Film mi się podobał. Jest dobrze zagrany przez aktorów. Na uwagę zasługuje gra głównego bohatera i aktorki grającej jego żonę. Także aktor, który gra prezydenta Georga W Busha dobrze się spisał. Moim jednak zdaniem nie to jest najważniejsze w tym filmie. W filmie największe wrażenie robi narracja. Film jest zrobiony w ciekawej konwencji filmu dokumentalnego. Jest nawet ciekawe ujęcie, kiedy w połowie filmu pojawiają się napisy końcowe, ludzie chcą wychodzić z kina, a ... film trwa dalej. Napisy po prostu sugerowały, że skończył się pewien etap życiorysu bohatera, wystylizowany na film dokumentalny. Konwencja dokumentalna filmu nie sprawia jednak, że film jest nudną kompilacją suchych faktów. Film jest ciekawy, bo łączy narrację z dokumentem i zamysł jest ciekawy. Mnie się film podobał, choć z zasady filmów politycznych nie lubię. Ten jednak w interesujący sposób podawał politykę. Nawet szkoda, że w kinie było tylko... dziewięć osób. Ale taki los filmów ambitnych! Moim zdaniem film " Vice" zasługuje na nagrodę Bafta.
Film " Vice" może być przyczynkiem na temat charyzmy u polityków. Dick Cheney był niewątpliwie charyzmatycznym politykiem. Cynicznie wykorzystywał sytuację, niczym Maciavelli wykorzystywał luki w prawie do realizowania swoich celów politycznych. Czy taki powinien być dobry polityk?

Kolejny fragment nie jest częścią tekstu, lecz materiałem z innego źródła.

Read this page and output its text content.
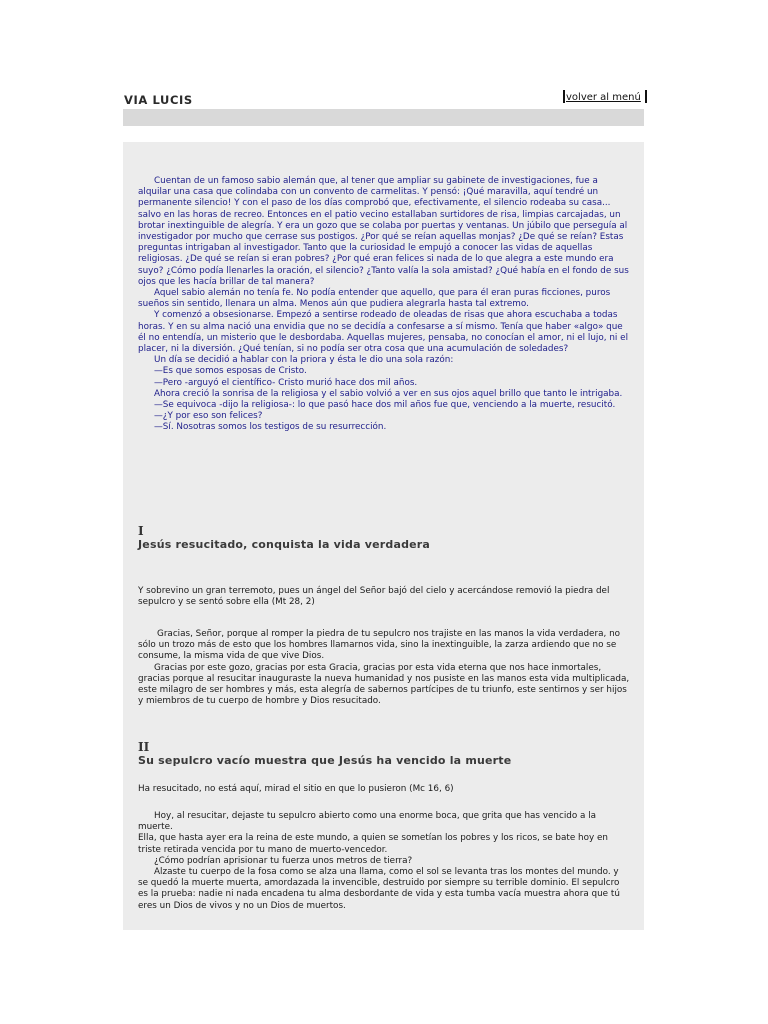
VIA LUCIS	volver al menú

Cuentan de un famoso sabio alemán que, al tener que ampliar su gabinete de investigaciones, fue a alquilar una casa que colindaba con un convento de carmelitas. Y pensó: ¡Qué maravilla, aquí tendré un permanente silencio! Y con el paso de los días comprobó que, efectivamente, el silencio rodeaba su casa... salvo en las horas de recreo. Entonces en el patio vecino estallaban surtidores de risa, limpias carcajadas, un brotar inextinguible de alegría. Y era un gozo que se colaba por puertas y ventanas. Un júbilo que perseguía al investigador por mucho que cerrase sus postigos. ¿Por qué se reían aquellas monjas? ¿De qué se reían? Estas preguntas intrigaban al investigador. Tanto que la curiosidad le empujó a conocer las vidas de aquellas religiosas. ¿De qué se reían si eran pobres? ¿Por qué eran felices si nada de lo que alegra a este mundo era suyo? ¿Cómo podía llenarles la oración, el silencio? ¿Tanto valía la sola amistad? ¿Qué había en el fondo de sus ojos que les hacía brillar de tal manera?

Aquel sabio alemán no tenía fe. No podía entender que aquello, que para él eran puras ficciones, puros sueños sin sentido, llenara un alma. Menos aún que pudiera alegrarla hasta tal extremo.

Y comenzó a obsesionarse. Empezó a sentirse rodeado de oleadas de risas que ahora escuchaba a todas horas. Y en su alma nació una envidia que no se decidía a confesarse a sí mismo. Tenía que haber «algo» que él no entendía, un misterio que le desbordaba. Aquellas mujeres, pensaba, no conocían el amor, ni el lujo, ni el placer, ni la diversión. ¿Qué tenían, si no podía ser otra cosa que una acumulación de soledades?

Un día se decidió a hablar con la priora y ésta le dio una sola razón:

—Es que somos esposas de Cristo.

—Pero -arguyó el científico- Cristo murió hace dos mil años.

Ahora creció la sonrisa de la religiosa y el sabio volvió a ver en sus ojos aquel brillo que tanto le intrigaba.

—Se equivoca -dijo la religiosa-: lo que pasó hace dos mil años fue que, venciendo a la muerte, resucitó.

—¿Y por eso son felices?

—Sí. Nosotras somos los testigos de su resurrección.

I
Jesús resucitado, conquista la vida verdadera

Y sobrevino un gran terremoto, pues un ángel del Señor bajó del cielo y acercándose removió la piedra del sepulcro y se sentó sobre ella (Mt 28, 2)

Gracias, Señor, porque al romper la piedra de tu sepulcro nos trajiste en las manos la vida verdadera, no sólo un trozo más de esto que los hombres llamarnos vida, sino la inextinguible, la zarza ardiendo que no se consume, la misma vida de que vive Dios.

Gracias por este gozo, gracias por esta Gracia, gracias por esta vida eterna que nos hace inmortales, gracias porque al resucitar inauguraste la nueva humanidad y nos pusiste en las manos esta vida multiplicada, este milagro de ser hombres y más, esta alegría de sabernos partícipes de tu triunfo, este sentirnos y ser hijos y miembros de tu cuerpo de hombre y Dios resucitado.

II
Su sepulcro vacío muestra que Jesús ha vencido la muerte

Ha resucitado, no está aquí, mirad el sitio en que lo pusieron (Mc 16, 6)

Hoy, al resucitar, dejaste tu sepulcro abierto como una enorme boca, que grita que has vencido a la muerte.

Ella, que hasta ayer era la reina de este mundo, a quien se sometían los pobres y los ricos, se bate hoy en triste retirada vencida por tu mano de muerto-vencedor.

¿Cómo podrían aprisionar tu fuerza unos metros de tierra?

Alzaste tu cuerpo de la fosa como se alza una llama, como el sol se levanta tras los montes del mundo. y se quedó la muerte muerta, amordazada la invencible, destruido por siempre su terrible dominio. El sepulcro es la prueba: nadie ni nada encadena tu alma desbordante de vida y esta tumba vacía muestra ahora que tú eres un Dios de vivos y no un Dios de muertos.
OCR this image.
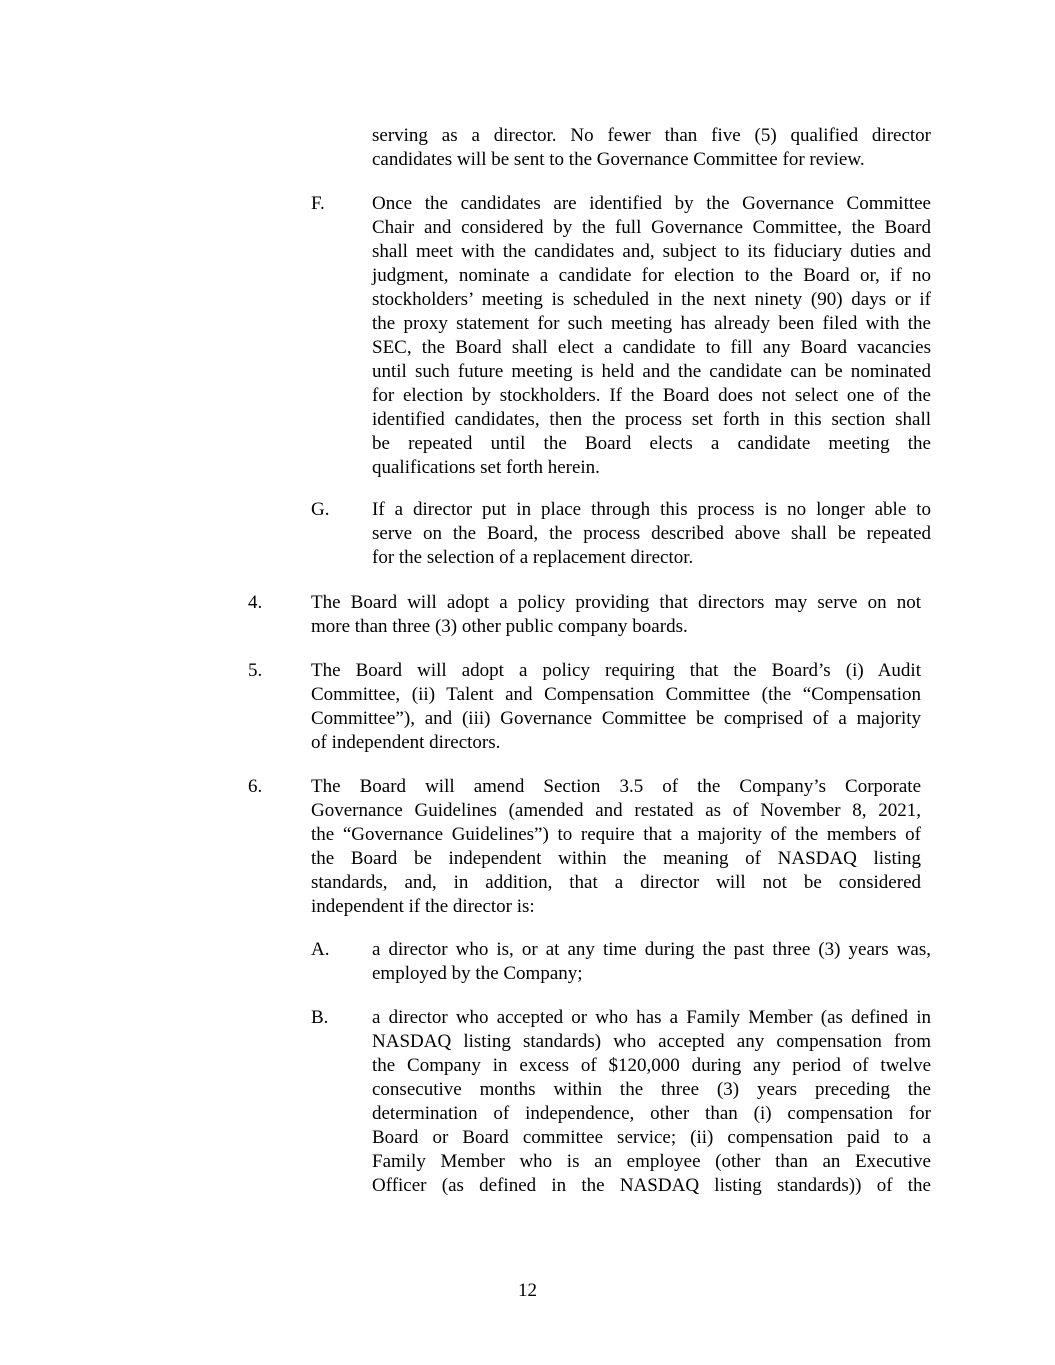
serving as a director. No fewer than five (5) qualified director
candidates will be sent to the Governance Committee for review.
Once the candidates are identified by the Governance Committee
Chair and considered by the full Governance Committee, the Board
shall meet with the candidates and, subject to its fiduciary duties and
judgment, nominate a candidate for election to the Board or, if no
stockholders’ meeting is scheduled in the next ninety (90) days or if
the proxy statement for such meeting has already been filed with the
SEC, the Board shall elect a candidate to fill any Board vacancies
until such future meeting is held and the candidate can be nominated
for election by stockholders. If the Board does not select one of the
identified candidates, then the process set forth in this section shall
be repeated until the Board elects a candidate meeting the
qualifications set forth herein.
If a director put in place through this process is no longer able to
serve on the Board, the process described above shall be repeated
for the selection of a replacement director.
The Board will adopt a policy providing that directors may serve on not
more than three (3) other public company boards.
The Board will adopt a policy requiring that the Board’s (i) Audit
Committee, (ii) Talent and Compensation Committee (the “Compensation
Committee”), and (iii) Governance Committee be comprised of a majority
of independent directors.
The Board will amend Section 3.5 of the Company’s Corporate
Governance Guidelines (amended and restated as of November 8, 2021,
the “Governance Guidelines”) to require that a majority of the members of
the Board be independent within the meaning of NASDAQ listing
standards, and, in addition, that a director will not be considered
independent if the director is:
a director who is, or at any time during the past three (3) years was,
employed by the Company;
a director who accepted or who has a Family Member (as defined in
NASDAQ listing standards) who accepted any compensation from
the Company in excess of $120,000 during any period of twelve
consecutive months within the three (3) years preceding the
determination of independence, other than (i) compensation for
Board or Board committee service; (ii) compensation paid to a
Family Member who is an employee (other than an Executive
Officer (as defined in the NASDAQ listing standards)) of the
12
F.
G.
4.
5.
6.
A.
B.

W Polsce politykiem na miarę Dicka Cheneya jest Jarosław Kaczyński. On też związał swoje życie z polityką. Dla polityki zrezygnował ze swojego bardzo dobrego zawodu, radcy prawnego i poświęcił się dla polityki. Nie wiadomo, co by się stało, gdyby... przegrał. Ale na razie nie przegrywa. W swoim postępowaniu bardzo efektywnie wciela idee makiawelizmu: cel uświęca środki. Powoli dąży do celu, trochę się cofa, łamie demokrację, aby uzyskać skutek: jak on myśli: prawdziwą demokrację! Czy ludzie rozumieją jego postępowanie?
Jego zwolennicy z Prawa i Sprawiedliwości może nie bardzo, ale go popierają. Opozycja go nie rozumie i piętnuje jego niedemokratyczne albo z pozoru niedemokratyczne działania. Są strajki, protesty, walka na propagandę. Kto chce dobra Polski a kto tylko władzy i zwycięży? Większość ludzi nie rozumie Kaczyńskiego. Czy jednak wielcy ludzie są rozumiani? Czy Dicka Cheneya rozumieli zwykli Amerykanie/
Cokolwiek mówić o Jarosławie Kaczyńskim to jednego zaprzeczyć nie można. Facet ma charyzmę. Charyzma to bardzo ważna cecha polityka, to ona prowadzi go do zwycięstwa w wyborach. Kaczyński zwyciężył! Czy polityk z charyzmą to ideał polityka czy persona non grata? Jak mu się plany posypią i nadejdzie kryzys, to... wtedy będzie tylko personą non grata. Na szacunek ludzi trzeba zapracować, a łaska ludu na pstrym koniu jeżdzi.